Pages

Wednesday, February 13, 2008

The U.S. Withdraws From Vietnam

In March, 1973, the last U.S. troops left the war-ravaged nation of South Vietnam. American soldiers had been there since the early 1960s, helping the South Vietnamese government defend itself against Communist rebels and North Vietnamese forces. At the height of the war, in 1968, about 540,000 U.S. soldiers were fighting in Vietnam. But Americans at home disagreed bitterly about the U.S. role there. Some said that the U.S. should fight the spread of Communism.

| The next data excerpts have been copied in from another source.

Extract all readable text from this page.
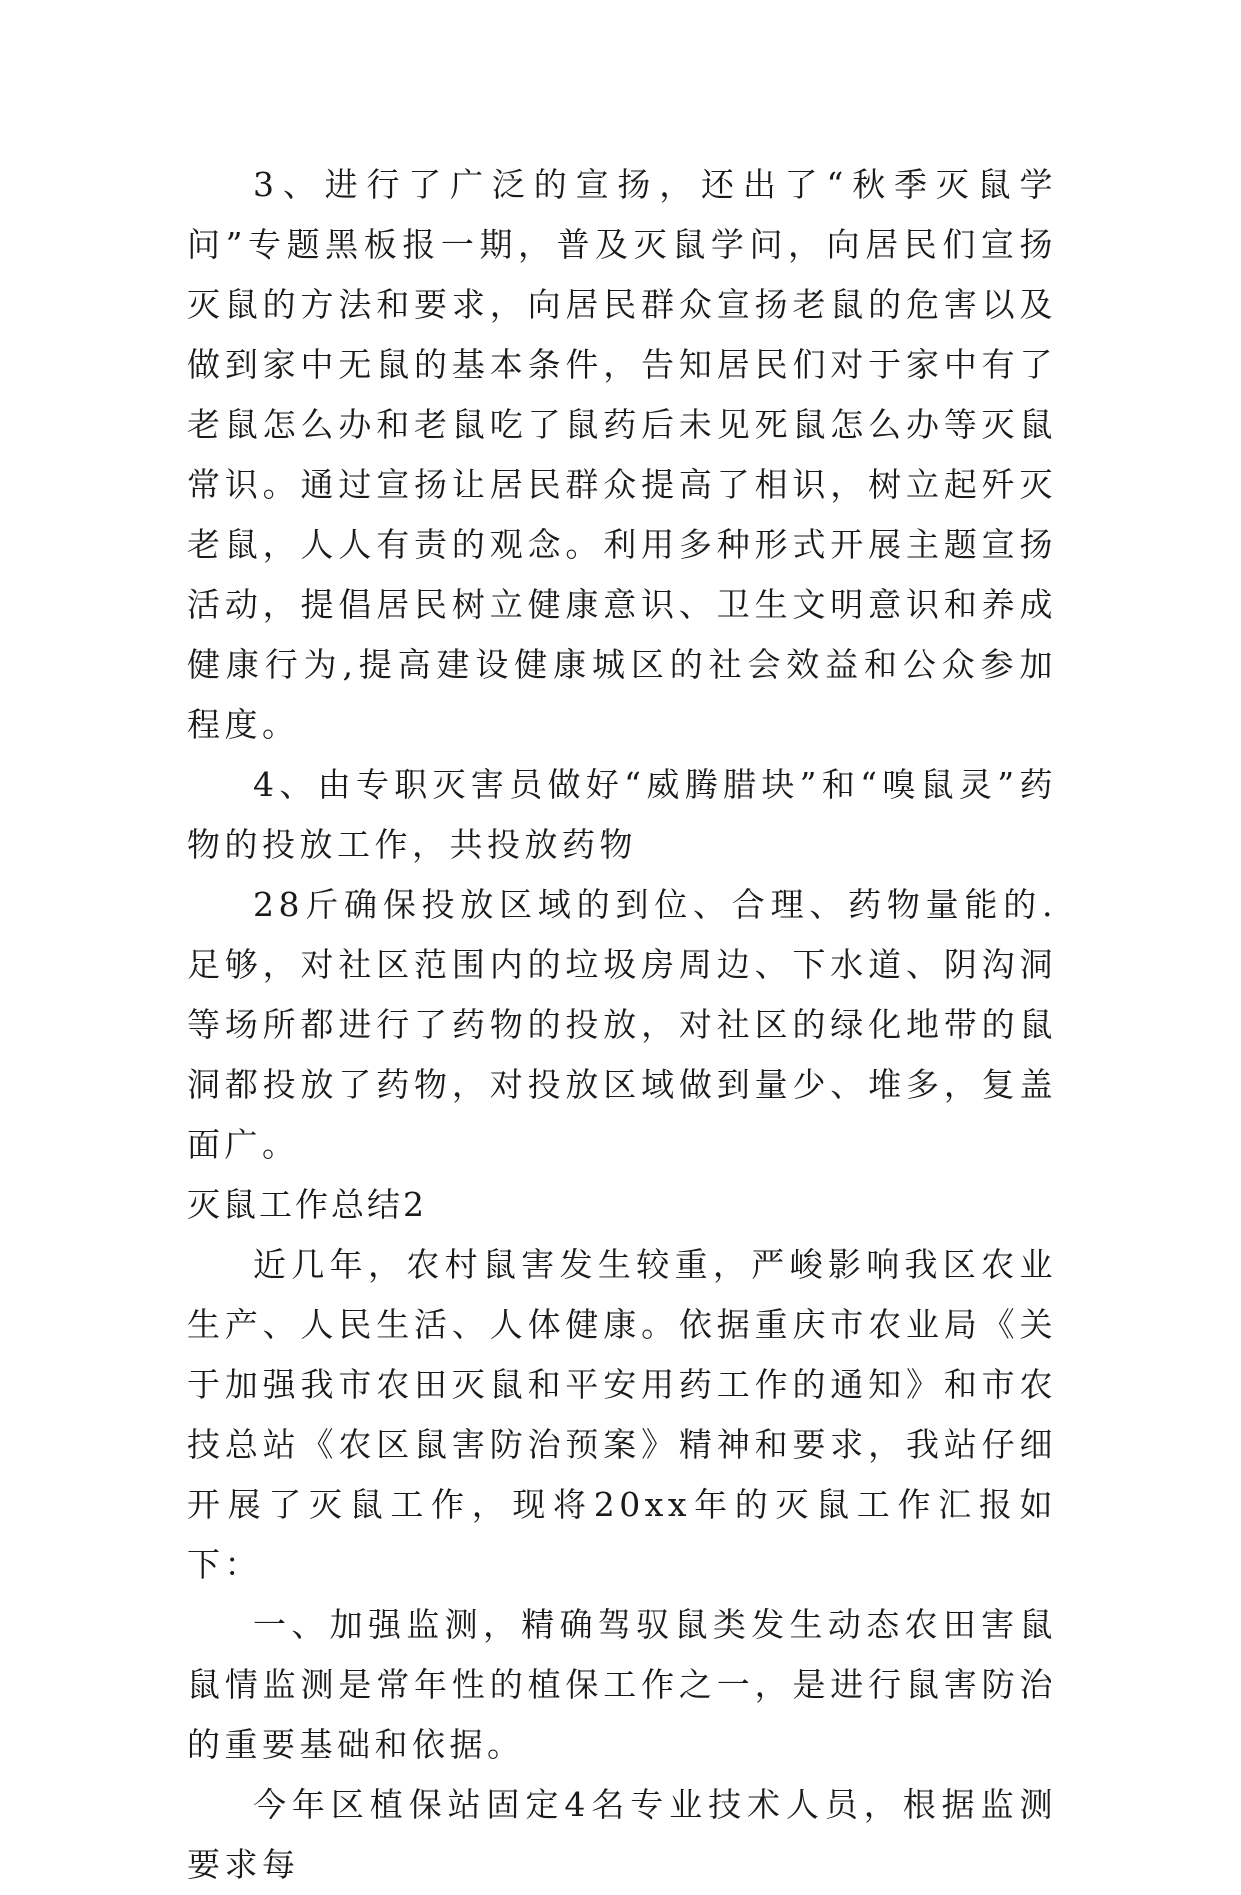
3、进行了广泛的宣扬，还出了“秋季灭鼠学问”专题黑板报一期，普及灭鼠学问，向居民们宣扬灭鼠的方法和要求，向居民群众宣扬老鼠的危害以及做到家中无鼠的基本条件，告知居民们对于家中有了老鼠怎么办和老鼠吃了鼠药后未见死鼠怎么办等灭鼠常识。通过宣扬让居民群众提高了相识，树立起歼灭老鼠，人人有责的观念。利用多种形式开展主题宣扬活动，提倡居民树立健康意识、卫生文明意识和养成健康行为,提高建设健康城区的社会效益和公众参加程度。

4、由专职灭害员做好“威腾腊块”和“嗅鼠灵”药物的投放工作，共投放药物

28斤确保投放区域的到位、合理、药物量能的.足够，对社区范围内的垃圾房周边、下水道、阴沟洞等场所都进行了药物的投放，对社区的绿化地带的鼠洞都投放了药物，对投放区域做到量少、堆多，复盖面广。

灭鼠工作总结2

近几年，农村鼠害发生较重，严峻影响我区农业生产、人民生活、人体健康。依据重庆市农业局《关于加强我市农田灭鼠和平安用药工作的通知》和市农技总站《农区鼠害防治预案》精神和要求，我站仔细开展了灭鼠工作，现将20xx年的灭鼠工作汇报如下：

一、加强监测，精确驾驭鼠类发生动态农田害鼠鼠情监测是常年性的植保工作之一，是进行鼠害防治的重要基础和依据。

今年区植保站固定4名专业技术人员，根据监测要求每
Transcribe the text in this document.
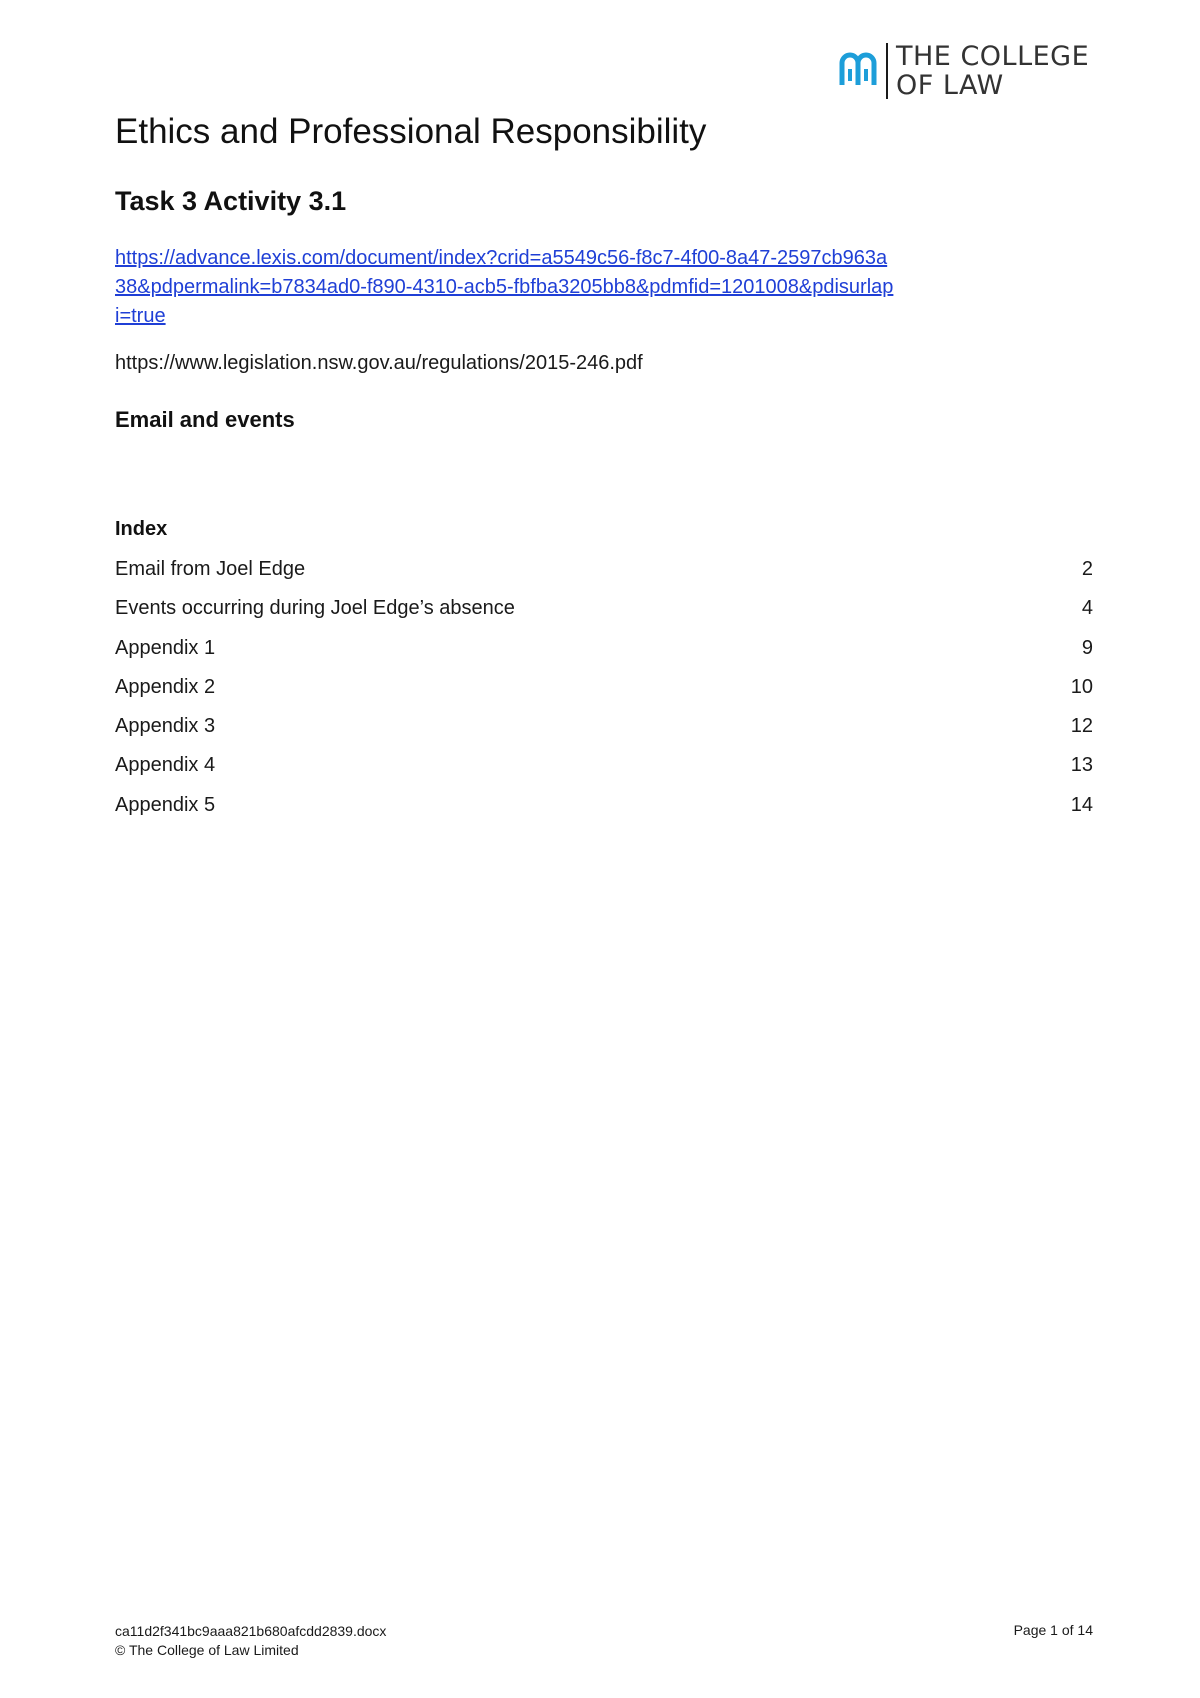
THE COLLEGE
OF LAW
Ethics and Professional Responsibility
Task 3 Activity 3.1
https://advance.lexis.com/document/index?crid=a5549c56-f8c7-4f00-8a47-2597cb963a38&pdpermalink=b7834ad0-f890-4310-acb5-fbfba3205bb8&pdmfid=1201008&pdisurlapi=true
https://www.legislation.nsw.gov.au/regulations/2015-246.pdf
Email and events
Index
Email from Joel Edge	2
Events occurring during Joel Edge’s absence	4
Appendix 1	9
Appendix 2	10
Appendix 3	12
Appendix 4	13
Appendix 5	14
ca11d2f341bc9aaa821b680afcdd2839.docx
© The College of Law Limited
Page 1 of 14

And others said that the U.S. had no right to interfere in a civil war so far from home.


A four-year U.S. withdrawal began in 1969. America gradually transferred responsibility for the fighting to South Vietnamese soldiers. The last American soldiers left after the U.S. and North Vienam signed peace accords in January, 1973. But fierce fighting between North and South continued.


North Vietnam launched its sucessful final attack on South Vietnam early in 1975. In Saigon, the capital, American citizens and some frightened South Vietnamese who supported the U.S. made their way to the American embassy. There they crammed into helicopters that flew them to safety. On April 30, Saigon fell to the Communist. And the long, tragic war in Vietnam was over.


More than 58,000 American soldiers were killed or listed as missing in Vietnam.